GlaxoSmithKline (GSK.L) plans to split into a consumer healthcare and a riskier biopharma company In 2023. Glaxo have confirmed that dividends will be maintained at 80p for 2021, bit there has been a warning that dividends are likely to fall after the breakup. The split dividend cut on the cards has probably got a lot to do with the Glaxo share price dropping in recent months.
What About the New Glaxo stocks?
The new biopharma company, despite the plans for lower yields will be be high risk. Drug development is expensive and payoffs are often uncertain, and there will be no stable consumer healthcare cash flows to protect them. A stable dividend policy will be difficult to hold, and will therefore probably start on the low side. The consumer healthcare company is unlikely to be able to make up the shortfall on its own, which makes 67p combined 2022 dividend that analysts predict seem about right.

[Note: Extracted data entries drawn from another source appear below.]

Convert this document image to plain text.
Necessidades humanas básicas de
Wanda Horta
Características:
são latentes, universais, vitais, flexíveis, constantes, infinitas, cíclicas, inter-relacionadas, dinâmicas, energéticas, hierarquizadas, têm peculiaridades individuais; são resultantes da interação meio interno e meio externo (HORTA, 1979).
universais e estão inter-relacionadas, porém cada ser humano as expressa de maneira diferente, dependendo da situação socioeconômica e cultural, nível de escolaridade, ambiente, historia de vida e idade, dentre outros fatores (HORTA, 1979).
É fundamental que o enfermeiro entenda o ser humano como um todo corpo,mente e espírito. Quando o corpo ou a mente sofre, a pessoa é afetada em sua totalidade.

For me, with the split causing some uncertainty, I am giving Glaxo a HOLD rating,
Aviva (AV.L) paid its shareholders paid a half year dividend of 7p in Jan. A final year dividend of 14p is expected to be announced with full year results next months. The predicted dividend yield on Aviva stock sits around 6% on a share price of 368p, which is decent. With Aviva shares are also trading at 6.8 times its 12 month earnings, I think they look cheap and will be buying som more.
However, Aviva did cut its dividend last year, and that took the total number of dividend cuts to 3 in 10 years. If Aviva does end up paying a 2020 dividend of 21p in March, that only takes payments back to the around the same level as 2015. That said, I think there is good reason to believe the Aviva dividend will be maintained and grow in the future. Their CEO has been in place for less than a year, but has been busy selling unwanted businesses abroad. This is all part of a plan to transform Aviva, and focus its core markets in the UK, Ireland, and Canada, with the aim to and pay off it debt holdings. So shareholders can expect dividend growth to be linked to performance in core markets and be around 7 to 8% a year going forward.
So in summary for me, Aviva based on steady growth predictions and a wealthy dividend, give is a BUY rating a Bulls & Bears.